Killing Joke Review

killingjoke Killing Joke Review

Written by the legendary Alan Moore and drawn cleanly by Brian Bolland, Killing Joke shows us the relationship between Batman and Joker. The book is amazing because of Moore’s storytelling. It gives the reader’s an insight to Joker’s mentality without really giving away his origins. I thought this was a great move by Moore because I don’t want to know the absolute origin of Joker. Batman’s arch-nemesis is better off as a mysterious psychotic character.  Having only about 60 pages or so, Killing Joke is a short but very effective tale. Besides, giving us a glimpse of the Joker’s history, it also shows why Batman can never kill him. Even after Joker torture’s Comissioner Gordon, Batman still feels empathy for Joker. 

The artwork is no slouch either.  I prefer Bolland’s Joker to the more recent version from Jim Lee.  While Jim Lee’s Joker  is a bit too lively for my taste, Bolland’s depiction is more human.  Because of Bolland’s style, the readers can feel what Joker has gone through and why he chooses to commit psychotic crimes.  Bolland was the perfect artist to complement Moore’s writing.

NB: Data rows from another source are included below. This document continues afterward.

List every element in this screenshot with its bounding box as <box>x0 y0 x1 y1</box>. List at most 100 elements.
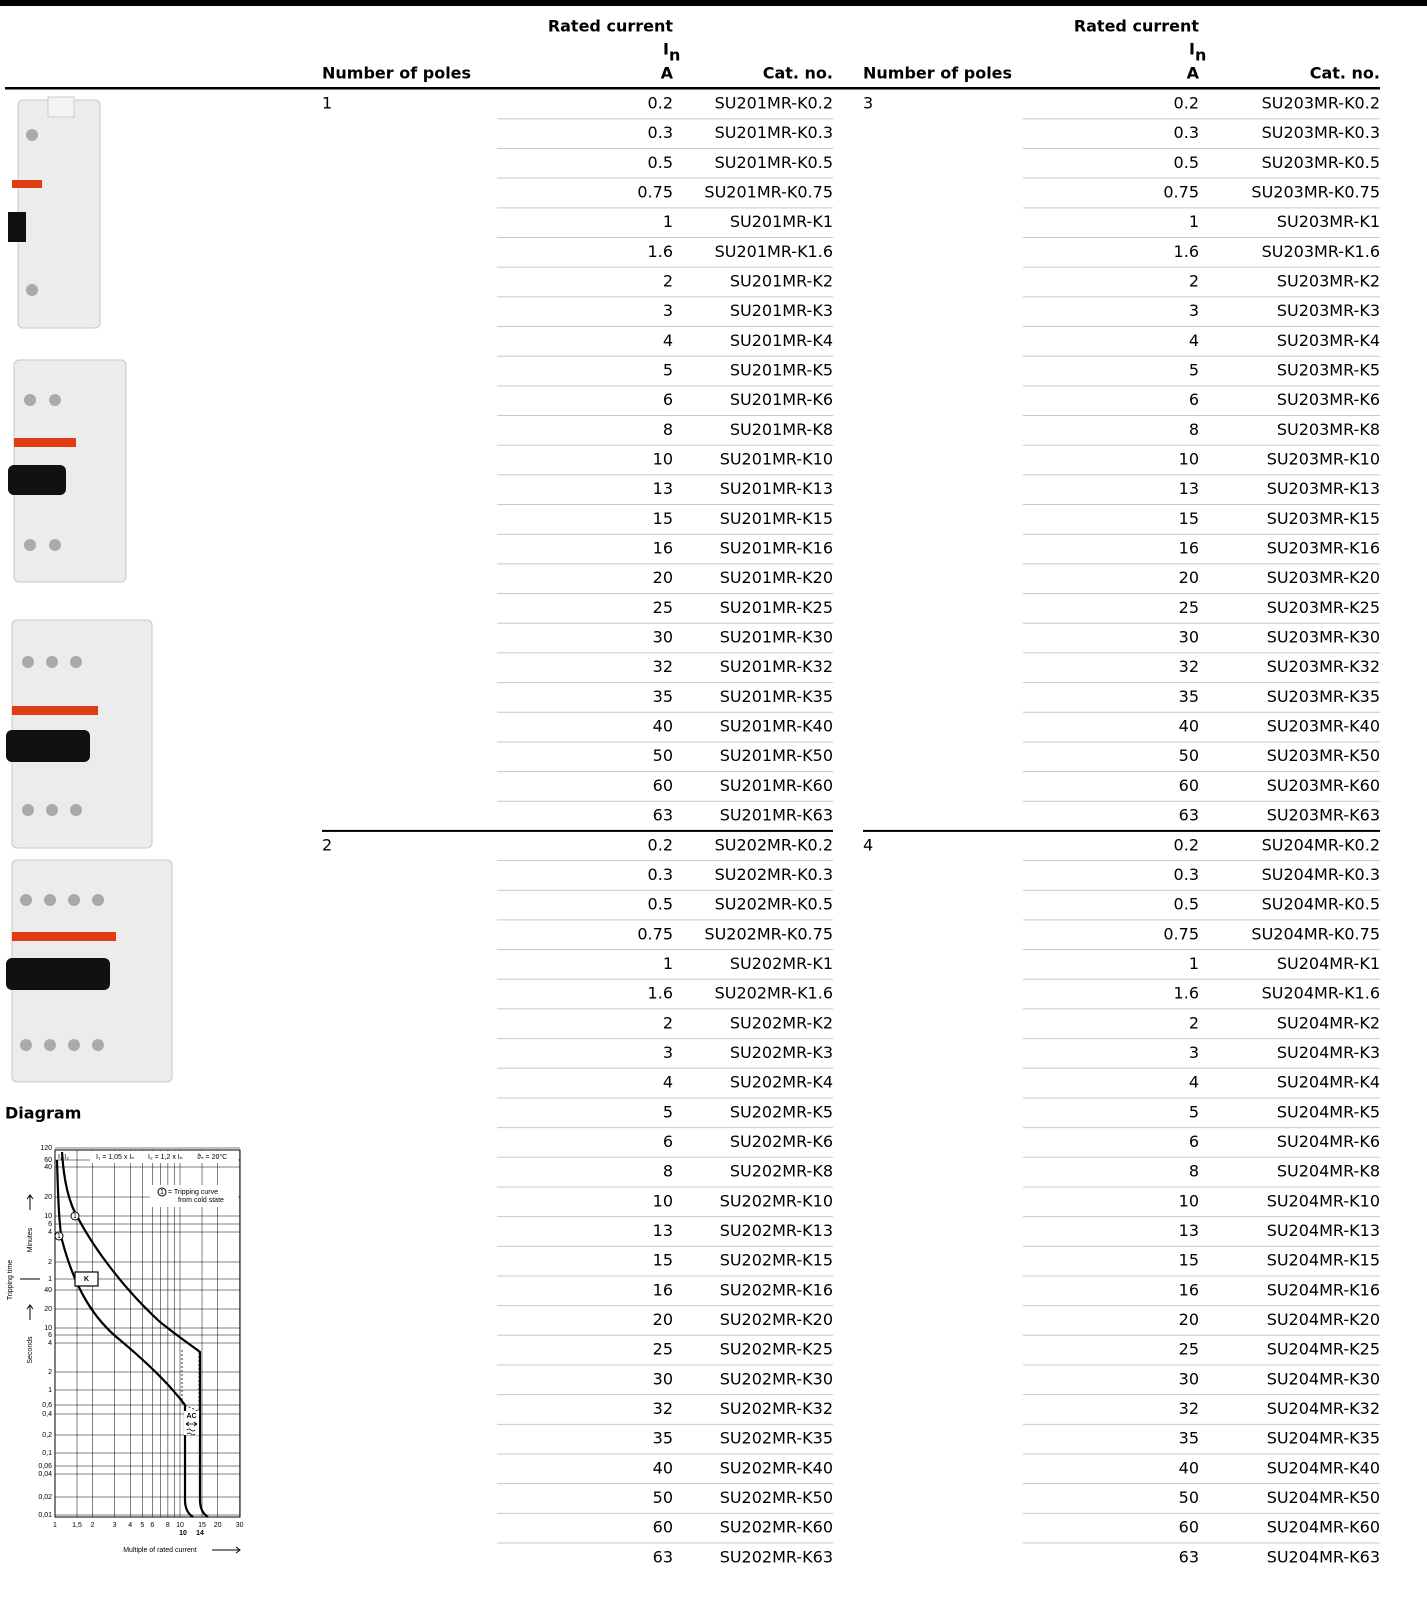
cat-no-cell: SU204MR-K40 <box>1267 1458 1380 1477</box>
y-tick-label: 4 <box>48 1229 52 1236</box>
rated-current-cell: 1.6 <box>1174 242 1199 261</box>
cat-no-cell: SU202MR-K1.6 <box>715 984 833 1003</box>
rated-current-cell: 0.3 <box>648 123 673 142</box>
curve-box <box>74 1271 99 1287</box>
rated-current-cell: 4 <box>663 1073 673 1092</box>
cat-no-cell: SU202MR-K0.75 <box>704 924 833 943</box>
rated-current-cell: 20 <box>1179 1310 1199 1329</box>
rated-current-cell: 0.3 <box>648 865 673 884</box>
rated-current-cell: 25 <box>1179 1340 1199 1359</box>
cat-no-cell: SU203MR-K1.6 <box>1262 242 1380 261</box>
cat-no-cell: SU203MR-K63 <box>1267 806 1380 825</box>
cat-no-cell: SU201MR-K35 <box>720 687 833 706</box>
upper-curve <box>60 1151 209 1518</box>
y-tick-label: 60 <box>44 1157 52 1164</box>
rated-current-cell: 20 <box>653 568 673 587</box>
rated-current-cell: 8 <box>663 1162 673 1181</box>
rated-current-cell: 60 <box>1179 1518 1199 1537</box>
conditions-bg <box>90 1151 238 1163</box>
rated-current-cell: 40 <box>653 1458 673 1477</box>
rated-current-cell: 40 <box>1179 1458 1199 1477</box>
rated-current-cell: 25 <box>653 1340 673 1359</box>
cat-no-cell: SU202MR-K1 <box>730 954 833 973</box>
y-tick-label: 0,04 <box>38 1471 52 1478</box>
cat-no-cell: SU202MR-K35 <box>720 1429 833 1448</box>
rated-current-cell: 4 <box>663 331 673 350</box>
rated-current-cell: 50 <box>653 1488 673 1507</box>
rated-current-cell: 20 <box>1179 568 1199 587</box>
cat-no-cell: SU203MR-K60 <box>1267 776 1380 795</box>
rated-current-cell: 20 <box>653 1310 673 1329</box>
x-bold-label: 14 <box>196 1530 204 1537</box>
cat-no-cell: SU203MR-K10 <box>1267 450 1380 469</box>
product-4-pole <box>6 859 173 1083</box>
cat-no-cell: SU204MR-K2 <box>1277 1013 1380 1032</box>
rated-current-cell: 63 <box>653 1547 673 1566</box>
cat-no-cell: SU202MR-K16 <box>720 1280 833 1299</box>
rated-current-cell: 10 <box>653 450 673 469</box>
rated-current-cell: 10 <box>653 1191 673 1210</box>
rated-current-cell: 15 <box>653 509 673 528</box>
cat-no-cell: SU201MR-K0.3 <box>715 123 833 142</box>
y-tick-label: 20 <box>44 1306 52 1313</box>
x-tick-label: 20 <box>214 1522 222 1529</box>
rated-current-cell: 60 <box>1179 776 1199 795</box>
seconds-label: Seconds <box>27 1336 34 1364</box>
cat-no-cell: SU204MR-K60 <box>1267 1518 1380 1537</box>
current-symbol: I <box>1189 40 1195 59</box>
cat-no-cell: SU202MR-K3 <box>730 1043 833 1062</box>
rated-current-cell: 32 <box>1179 657 1199 676</box>
cat-no-cell: SU204MR-K0.5 <box>1262 895 1380 914</box>
rated-current-cell: 2 <box>1189 1013 1199 1032</box>
cat-no-cell: SU204MR-K25 <box>1267 1340 1380 1359</box>
rated-current-cell: 16 <box>1179 539 1199 558</box>
y-tick-label: 0,02 <box>38 1494 52 1501</box>
rated-current-cell: 10 <box>1179 450 1199 469</box>
rated-current-cell: 5 <box>663 361 673 380</box>
poles-header: Number of poles <box>863 64 1012 83</box>
ac-label: AC <box>186 1413 196 1420</box>
x-tick-label: 4 <box>128 1522 132 1529</box>
y-tick-label: 4 <box>48 1340 52 1347</box>
rated-current-cell: 35 <box>653 1429 673 1448</box>
cat-no-cell: SU204MR-K16 <box>1267 1280 1380 1299</box>
y-tick-label: 2 <box>48 1369 52 1376</box>
cat-no-cell: SU204MR-K10 <box>1267 1191 1380 1210</box>
y-tick-label: 0,1 <box>42 1450 52 1457</box>
cat-no-cell: SU203MR-K0.3 <box>1262 123 1380 142</box>
rated-current-cell: 0.5 <box>648 895 673 914</box>
rated-current-cell: 5 <box>1189 361 1199 380</box>
rated-current-cell: 6 <box>663 390 673 409</box>
rated-current-cell: 30 <box>653 1369 673 1388</box>
rated-current-cell: 50 <box>653 746 673 765</box>
cat-no-cell: SU203MR-K2 <box>1277 272 1380 291</box>
rated-current-cell: 13 <box>1179 1221 1199 1240</box>
cat-no-cell: SU203MR-K32 <box>1267 657 1380 676</box>
cat-no-cell: SU204MR-K3 <box>1277 1043 1380 1062</box>
cat-no-cell: SU203MR-K13 <box>1267 479 1380 498</box>
rated-current-cell: 0.5 <box>1174 153 1199 172</box>
rated-current-cell: 32 <box>653 1399 673 1418</box>
rated-current-cell: 30 <box>1179 1369 1199 1388</box>
rated-current-cell: 0.3 <box>1174 123 1199 142</box>
cat-no-cell: SU203MR-K16 <box>1267 539 1380 558</box>
cat-no-cell: SU202MR-K8 <box>730 1162 833 1181</box>
cat-no-cell: SU202MR-K0.3 <box>715 865 833 884</box>
rated-current-cell: 35 <box>653 687 673 706</box>
cat-no-cell: SU204MR-K35 <box>1267 1429 1380 1448</box>
rated-current-cell: 63 <box>653 806 673 825</box>
rated-current-cell: 2 <box>663 1013 673 1032</box>
cat-no-cell: SU204MR-K8 <box>1277 1162 1380 1181</box>
cat-no-cell: SU204MR-K5 <box>1277 1102 1380 1121</box>
poles-cell: 1 <box>322 94 332 113</box>
y-tick-label: 0,06 <box>38 1463 52 1470</box>
cat-no-cell: SU204MR-K0.2 <box>1262 835 1380 854</box>
cat-no-cell: SU201MR-K15 <box>720 509 833 528</box>
cat-no-cell: SU203MR-K50 <box>1267 746 1380 765</box>
cat-no-cell: SU203MR-K25 <box>1267 598 1380 617</box>
rated-current-cell: 8 <box>1189 1162 1199 1181</box>
cat-no-cell: SU204MR-K30 <box>1267 1369 1380 1388</box>
x-tick-label: 5 <box>140 1522 144 1529</box>
rated-current-cell: 50 <box>1179 1488 1199 1507</box>
rated-current-cell: 0.75 <box>1163 183 1199 202</box>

Having read Killing Joke after viewing Dark Knight, I noticed most of the book’s themes made it to the silver screen. It was better executed in the Killing Joke because it felt more intimate but I see where Dark Knight director, Christopher Nolan was coming from.  The Killing Joke Deluxe edition also comes with a bonus tale from Bolland (written and drawn), “An Innocent Guy”.  “An Innocent Guy” is a short but interesting story about a Gotham citizen and his thoughts on Batman.  It feels dreamy and there’s one artwork that is amazing.  I loved the Killing Joke and definitely lived up to the hype. When you feel sorry for Batman’s arch nemesis, you know the book is worth a purchase.